Solvent-free mechanochemical syntheses of microscale lead-free hybrid manganese halides as efficient green light phosphors

Abstract

A facile, green and economical preparation technique is critical for the cost-effective scale-up manufacture and optoelectronic device engineering of halide perovskites. Herein, we developed a viable solvent-free mechanochemical synthetic route to systematically prepare organic–inorganic hybrid perovskites. In this work, an enormous halide library comprising 16 zero-dimensional hybrid manganese halides with the formula of A_nMnX₄ (A = organic cations, X = Cl, Br, n =1, 2) was synthesized through an economically and environmentally friendly mechanical grinding solid-state reaction within a quite fast time of 40 s and 100% yield. Even without any crystallization process, these A_nMnX₄ display strong green light emissions with the highest photoluminescence quantum yield (PLQY) of 79.5%, which reaches up to the top rank of green-light-emitting halide perovskites.

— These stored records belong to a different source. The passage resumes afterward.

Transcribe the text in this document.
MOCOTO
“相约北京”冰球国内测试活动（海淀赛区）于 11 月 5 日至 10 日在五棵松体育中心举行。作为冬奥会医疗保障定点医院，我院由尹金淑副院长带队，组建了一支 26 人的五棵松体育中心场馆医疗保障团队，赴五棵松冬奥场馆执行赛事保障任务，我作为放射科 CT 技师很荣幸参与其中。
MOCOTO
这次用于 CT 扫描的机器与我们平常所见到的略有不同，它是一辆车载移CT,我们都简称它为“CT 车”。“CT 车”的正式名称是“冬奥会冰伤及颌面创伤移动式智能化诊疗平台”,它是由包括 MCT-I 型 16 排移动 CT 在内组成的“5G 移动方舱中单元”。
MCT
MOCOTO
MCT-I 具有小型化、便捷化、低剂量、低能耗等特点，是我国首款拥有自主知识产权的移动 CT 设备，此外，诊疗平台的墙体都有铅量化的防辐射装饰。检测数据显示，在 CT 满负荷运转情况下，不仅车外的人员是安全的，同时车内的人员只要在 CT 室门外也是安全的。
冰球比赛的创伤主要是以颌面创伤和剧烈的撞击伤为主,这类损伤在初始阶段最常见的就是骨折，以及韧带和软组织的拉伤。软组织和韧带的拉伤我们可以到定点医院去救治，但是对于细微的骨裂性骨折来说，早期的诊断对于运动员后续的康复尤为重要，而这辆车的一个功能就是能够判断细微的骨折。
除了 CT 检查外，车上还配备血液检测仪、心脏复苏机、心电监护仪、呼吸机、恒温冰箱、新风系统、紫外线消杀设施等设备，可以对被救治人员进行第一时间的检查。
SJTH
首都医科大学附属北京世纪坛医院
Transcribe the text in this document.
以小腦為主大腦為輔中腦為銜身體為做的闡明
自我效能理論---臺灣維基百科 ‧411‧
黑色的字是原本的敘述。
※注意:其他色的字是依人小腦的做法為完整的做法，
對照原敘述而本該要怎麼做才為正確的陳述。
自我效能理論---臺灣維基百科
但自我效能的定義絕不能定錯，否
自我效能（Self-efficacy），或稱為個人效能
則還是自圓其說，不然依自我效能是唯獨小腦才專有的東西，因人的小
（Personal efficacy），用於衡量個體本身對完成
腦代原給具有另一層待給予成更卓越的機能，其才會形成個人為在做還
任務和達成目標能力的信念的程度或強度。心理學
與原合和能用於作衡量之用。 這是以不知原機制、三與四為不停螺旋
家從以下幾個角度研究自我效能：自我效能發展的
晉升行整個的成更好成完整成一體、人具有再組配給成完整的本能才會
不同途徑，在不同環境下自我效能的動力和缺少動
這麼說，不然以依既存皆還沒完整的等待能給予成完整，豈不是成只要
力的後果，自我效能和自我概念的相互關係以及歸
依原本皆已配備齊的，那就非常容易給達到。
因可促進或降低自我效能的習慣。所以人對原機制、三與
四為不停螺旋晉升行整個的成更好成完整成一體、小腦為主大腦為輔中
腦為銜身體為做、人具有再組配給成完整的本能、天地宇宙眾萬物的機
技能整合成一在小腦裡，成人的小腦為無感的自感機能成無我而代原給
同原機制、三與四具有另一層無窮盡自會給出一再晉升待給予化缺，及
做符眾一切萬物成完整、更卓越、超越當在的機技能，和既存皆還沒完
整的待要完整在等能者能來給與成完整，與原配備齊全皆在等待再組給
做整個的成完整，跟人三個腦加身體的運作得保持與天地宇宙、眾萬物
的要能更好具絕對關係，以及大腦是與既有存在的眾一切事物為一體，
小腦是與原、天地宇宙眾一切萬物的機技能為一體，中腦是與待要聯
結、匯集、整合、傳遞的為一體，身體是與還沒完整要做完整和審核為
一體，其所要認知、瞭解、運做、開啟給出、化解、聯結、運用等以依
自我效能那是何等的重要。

Moreover, the enormous structural library facilitates us to build up a direct correlation between intermolecular Mn⋯Mn distances and PLQY, which provides a feasibility of fine-tuning luminescence performance by reasonably managing organic species to tailor the Mn⋯Mn distance. This work not only paves a green assembly way of hybrid perovskite materials but also provides a generalized method to rationally optimize the luminescence performances of hybrid manganese halides, which is potentially extended to all emissive hybrid metal halides.